20,000 rows using LIKE
Looking at the ‘Total execution time’ it is apparent that the LIKE operator performed faster, which wasn’t what I was expecting.
The next step was to increase the amount of data.
With 200,000 rows the full text index is substantially faster than the LIKE operator. The space required for the indexes is also substantially different – 0.2MB for the table that does not have the full text index and 22.9MB for the table that does.
Figure 4: Full Text index returns data results in 11 seconds

200,000 Rows and Full text Index
Figure 5: and the LIKE operator returns the same results in 17 seconds

200,000 rows with LIKE
I have to say, although 11 seconds is better than 17, it isn’t exactly fast.
Non Clustered Index
So what if we add a non-clustered index to the data? Of course it would be worse than useless to apply it to the actual JSON data but a derived column, with the data that we would generally search upon might be a better alternative. In the listing below I’m going to assume that ‘AppName’ is the field of most interest, for searching purposes.

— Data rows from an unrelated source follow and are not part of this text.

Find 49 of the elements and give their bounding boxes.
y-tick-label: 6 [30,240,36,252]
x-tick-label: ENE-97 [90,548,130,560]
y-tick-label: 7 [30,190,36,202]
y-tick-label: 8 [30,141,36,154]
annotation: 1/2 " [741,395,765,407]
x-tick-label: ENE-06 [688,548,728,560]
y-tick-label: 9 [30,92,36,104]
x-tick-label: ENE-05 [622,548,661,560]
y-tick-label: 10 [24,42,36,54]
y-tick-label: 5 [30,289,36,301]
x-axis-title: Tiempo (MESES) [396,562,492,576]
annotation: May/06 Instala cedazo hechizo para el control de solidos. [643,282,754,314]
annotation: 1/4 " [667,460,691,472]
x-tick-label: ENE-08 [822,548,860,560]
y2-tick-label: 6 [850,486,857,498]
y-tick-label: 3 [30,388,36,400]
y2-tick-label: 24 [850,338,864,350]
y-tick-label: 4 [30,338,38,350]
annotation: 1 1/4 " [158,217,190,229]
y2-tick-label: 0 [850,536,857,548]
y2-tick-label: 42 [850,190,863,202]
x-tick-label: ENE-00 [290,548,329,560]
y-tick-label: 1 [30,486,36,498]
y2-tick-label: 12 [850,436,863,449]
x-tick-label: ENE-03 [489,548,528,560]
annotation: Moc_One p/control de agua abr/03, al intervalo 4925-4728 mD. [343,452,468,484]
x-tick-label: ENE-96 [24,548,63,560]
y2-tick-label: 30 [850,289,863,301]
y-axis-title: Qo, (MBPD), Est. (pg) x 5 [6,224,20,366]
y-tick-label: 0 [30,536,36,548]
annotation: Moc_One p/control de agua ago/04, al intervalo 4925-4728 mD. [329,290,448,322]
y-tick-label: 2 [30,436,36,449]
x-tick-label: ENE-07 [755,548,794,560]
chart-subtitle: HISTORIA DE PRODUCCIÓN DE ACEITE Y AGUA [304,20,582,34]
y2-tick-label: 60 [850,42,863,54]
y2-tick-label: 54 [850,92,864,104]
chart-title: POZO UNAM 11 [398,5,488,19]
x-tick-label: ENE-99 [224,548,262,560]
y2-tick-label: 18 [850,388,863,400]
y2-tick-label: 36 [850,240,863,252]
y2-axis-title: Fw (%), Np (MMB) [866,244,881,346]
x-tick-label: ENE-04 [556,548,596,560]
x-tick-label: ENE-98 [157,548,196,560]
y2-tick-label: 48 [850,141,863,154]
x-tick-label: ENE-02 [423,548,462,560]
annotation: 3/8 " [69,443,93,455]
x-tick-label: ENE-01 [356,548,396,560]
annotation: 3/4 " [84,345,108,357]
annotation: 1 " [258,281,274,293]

Listing 2: Add a derived column and create an index against it
ALTER TABLE dbo.JSON_Data_With_FT ADD AppName AS (JSON_VALUE([JSONText],'$.AppName')); GO CREATE NONCLUSTERED INDEX [IX_JSON_Data_FT_AppName] ON [dbo].[JSON_Data_With_FT] ( AppName ASC ) GO
When creating the index, the following warning is displayed:
Warning! The maximum key length for a nonclustered index is 1700 bytes. The index ‘IX_JSON_Data_FT_AppName’ has maximum length of 8000 bytes. For some combination of large values, the insert/update operation will fail.

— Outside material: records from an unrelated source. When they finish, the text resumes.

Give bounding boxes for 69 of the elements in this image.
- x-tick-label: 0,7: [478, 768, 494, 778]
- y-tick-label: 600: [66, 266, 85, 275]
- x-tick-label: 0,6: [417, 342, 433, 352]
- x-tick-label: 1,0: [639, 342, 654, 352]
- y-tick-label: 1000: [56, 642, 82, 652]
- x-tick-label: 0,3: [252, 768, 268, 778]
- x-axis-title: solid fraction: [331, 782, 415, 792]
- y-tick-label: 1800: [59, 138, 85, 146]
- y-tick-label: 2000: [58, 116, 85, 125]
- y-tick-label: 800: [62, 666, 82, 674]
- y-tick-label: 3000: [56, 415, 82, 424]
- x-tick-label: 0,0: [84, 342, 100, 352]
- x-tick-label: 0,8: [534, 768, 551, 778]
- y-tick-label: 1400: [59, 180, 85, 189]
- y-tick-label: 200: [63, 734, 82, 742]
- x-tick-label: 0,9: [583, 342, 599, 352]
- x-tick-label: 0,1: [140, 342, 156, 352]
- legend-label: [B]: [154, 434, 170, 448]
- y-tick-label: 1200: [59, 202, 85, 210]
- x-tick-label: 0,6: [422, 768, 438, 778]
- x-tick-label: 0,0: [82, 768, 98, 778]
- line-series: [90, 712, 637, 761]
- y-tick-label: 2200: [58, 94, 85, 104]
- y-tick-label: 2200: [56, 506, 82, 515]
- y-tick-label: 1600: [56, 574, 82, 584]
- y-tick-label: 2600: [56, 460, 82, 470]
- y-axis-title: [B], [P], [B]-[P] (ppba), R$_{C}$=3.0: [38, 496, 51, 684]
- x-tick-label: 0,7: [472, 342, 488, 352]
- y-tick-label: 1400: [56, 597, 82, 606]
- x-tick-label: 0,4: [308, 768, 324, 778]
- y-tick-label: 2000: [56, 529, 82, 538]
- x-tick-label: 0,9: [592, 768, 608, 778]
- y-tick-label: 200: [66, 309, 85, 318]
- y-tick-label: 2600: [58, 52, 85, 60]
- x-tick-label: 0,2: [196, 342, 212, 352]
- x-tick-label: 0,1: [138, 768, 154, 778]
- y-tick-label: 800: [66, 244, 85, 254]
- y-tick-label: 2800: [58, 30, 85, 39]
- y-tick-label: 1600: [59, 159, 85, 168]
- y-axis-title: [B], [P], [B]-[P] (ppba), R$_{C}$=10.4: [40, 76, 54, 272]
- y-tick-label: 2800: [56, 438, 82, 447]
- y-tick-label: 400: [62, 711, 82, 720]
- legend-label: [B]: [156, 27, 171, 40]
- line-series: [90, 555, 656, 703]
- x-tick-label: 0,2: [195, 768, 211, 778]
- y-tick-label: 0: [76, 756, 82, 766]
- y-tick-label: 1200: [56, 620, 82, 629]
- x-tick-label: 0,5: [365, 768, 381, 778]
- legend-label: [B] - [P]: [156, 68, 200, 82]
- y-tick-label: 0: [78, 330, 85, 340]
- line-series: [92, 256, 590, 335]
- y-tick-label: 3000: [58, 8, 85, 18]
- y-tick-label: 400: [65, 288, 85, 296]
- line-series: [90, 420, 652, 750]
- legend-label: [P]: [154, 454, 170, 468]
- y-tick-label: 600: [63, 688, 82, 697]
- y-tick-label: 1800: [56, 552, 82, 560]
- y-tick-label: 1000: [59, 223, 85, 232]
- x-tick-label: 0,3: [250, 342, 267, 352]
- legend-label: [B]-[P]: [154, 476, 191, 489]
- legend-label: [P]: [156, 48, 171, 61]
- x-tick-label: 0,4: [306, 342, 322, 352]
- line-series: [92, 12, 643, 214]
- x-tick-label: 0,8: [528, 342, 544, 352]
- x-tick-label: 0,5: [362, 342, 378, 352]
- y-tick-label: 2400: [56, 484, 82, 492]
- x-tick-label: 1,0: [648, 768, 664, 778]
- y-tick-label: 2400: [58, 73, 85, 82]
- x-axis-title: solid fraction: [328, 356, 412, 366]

As long as the value for ‘AppName’ doesn’t exceed 1700 bytes then this method will work.
Note: Creating a derived column only appears to work if the field required from within the JSON data is NOT within an array (even if it only occurs once within that array). For this testing I used the option WITHOUT_ARRAY_WRAPPER to ensure the JSON text did not have the array identifiers ‘[‘ or ‘]’ within the JSON data. If the field required is within an array an error will not be returned from the creation of the derived column but it will remain as NULL.
Adding this index has increased the index space used from 22.9MB to 31.1MB.
Figure 6: Selection with derived column index

Indexed derived column
This time the query returned in 9 seconds. Not a massive increase but still an improvement.
Conclusion
A small number of rows does not appear to warrant a Full Text index but this changes quickly with larger amounts of data. If there is a column that is generally required for searching then a derived column and an index on that will improve the efficiency of the SELECT.